Cette vue ramena Olive vers le monde réel. Ce fut comme si elle prenait subitement une résolution, ou si elle prenait conscience d’une résolution déjà prise. Elle marcha un peu plus vite, changea de direction, et quand elle atteignit la bibliothèque, sans tenir compte de l’accueil surpris de Murrel, elle dit au bibliothécaire avec un sérieux admirable :
— M. Herne, vous seriez bien aimable de me laisser regarder un livre dans la bibliothèque.
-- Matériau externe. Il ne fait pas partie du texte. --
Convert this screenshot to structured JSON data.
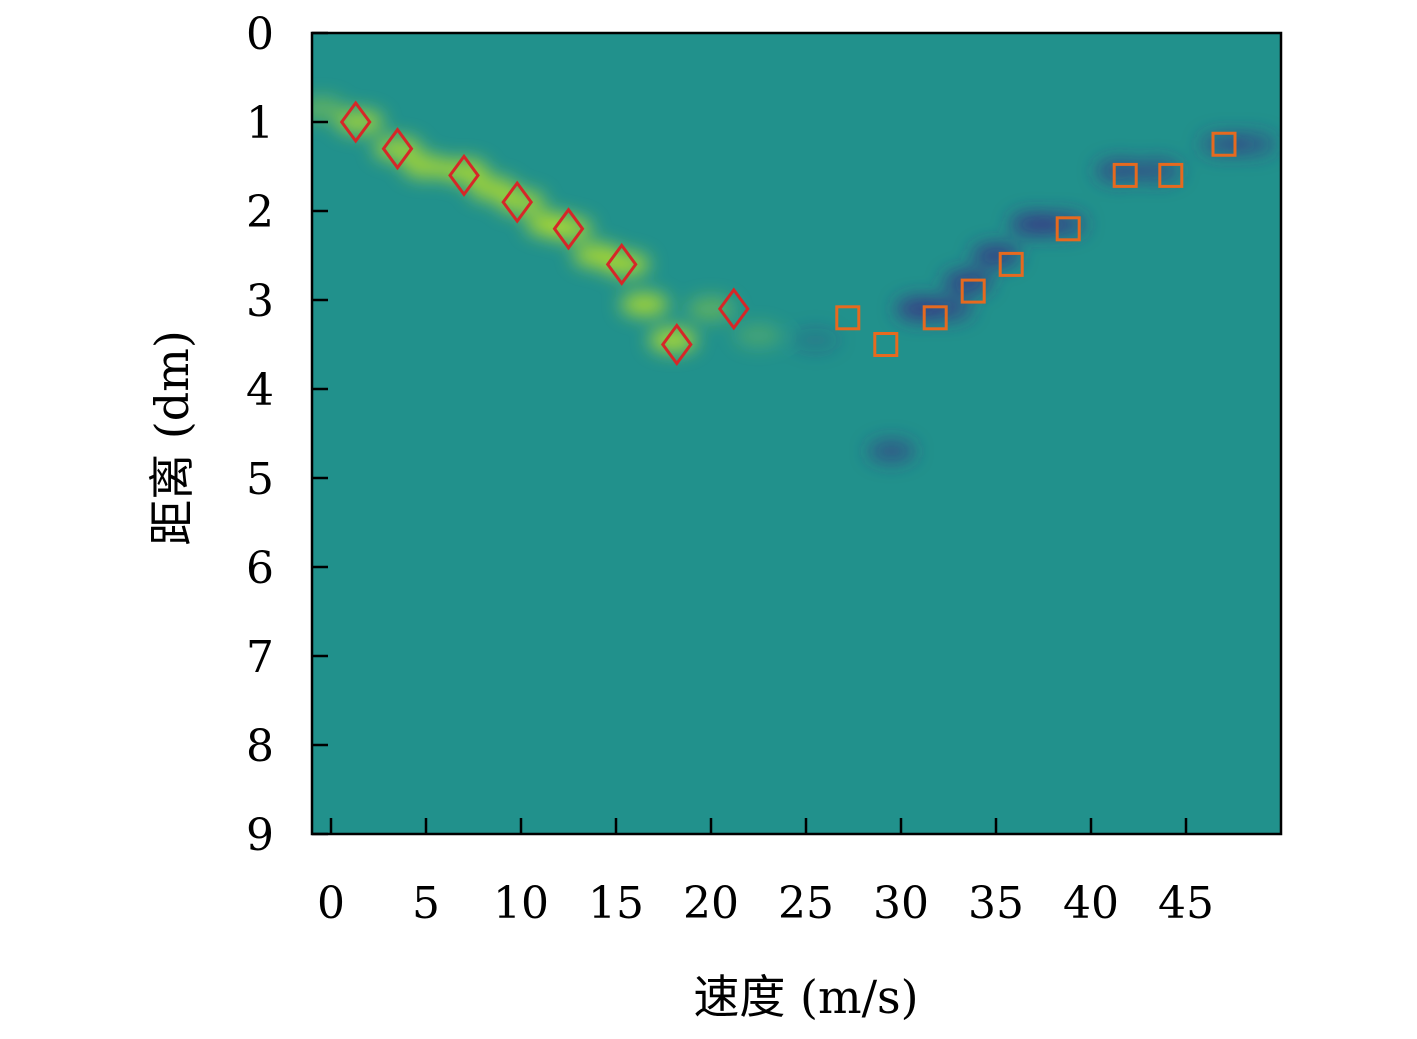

M. Herne sursauta, comme tiré d’une extase, et dit :
— Excusez-moi…
— L’autre jour, reprit Olive Ashley, je regardais un livre sur les rayons, un livre d’enluminures sur saint Louis, je crois ; il contenait un rouge merveilleux, un rouge éclatant comme du métal incandescent, et cependant aussi délicat de teinte qu’un espace clair dans un coucher de soleil. Maintenant, je ne peux plus me procurer nulle part une couleur comme celle-là.
— Oh, je n’en crois rien, dit Murrel nonchalant, je vous réponds qu’on peut se procurer n’importe quoi, de nos jours, si on sait le chercher.
— Vous voulez dire, reprit Olive avec un peu d’amertume, qu’on peut se procurer n’importe quoi si on peut le payer.
— Je me demande, fit le bibliothécaire rêveur, si j’offrais aujourd’hui n’importe quel prix pour un « palumon » paléo-hittite, je me demande s’il serait facile de se le procurer.
— Je ne dis pas que Selfridge en mette à sa devanture, dit Murrel, mais vous trouveriez probablement quelque part un millionnaire américain tout disposé à en faire le commerce.
— Eh bien, écoutez, Douglas ! s’écria Olive avec un certain feu. Je sais que vous aimez les paris, les gageures. Je vais vous montrer dans le livre cette couleur rouge, et vous la comparerez vous-même avec les couleurs de ma boîte. Et puis vous irez voir si vous pouvez m’en acheter un pain.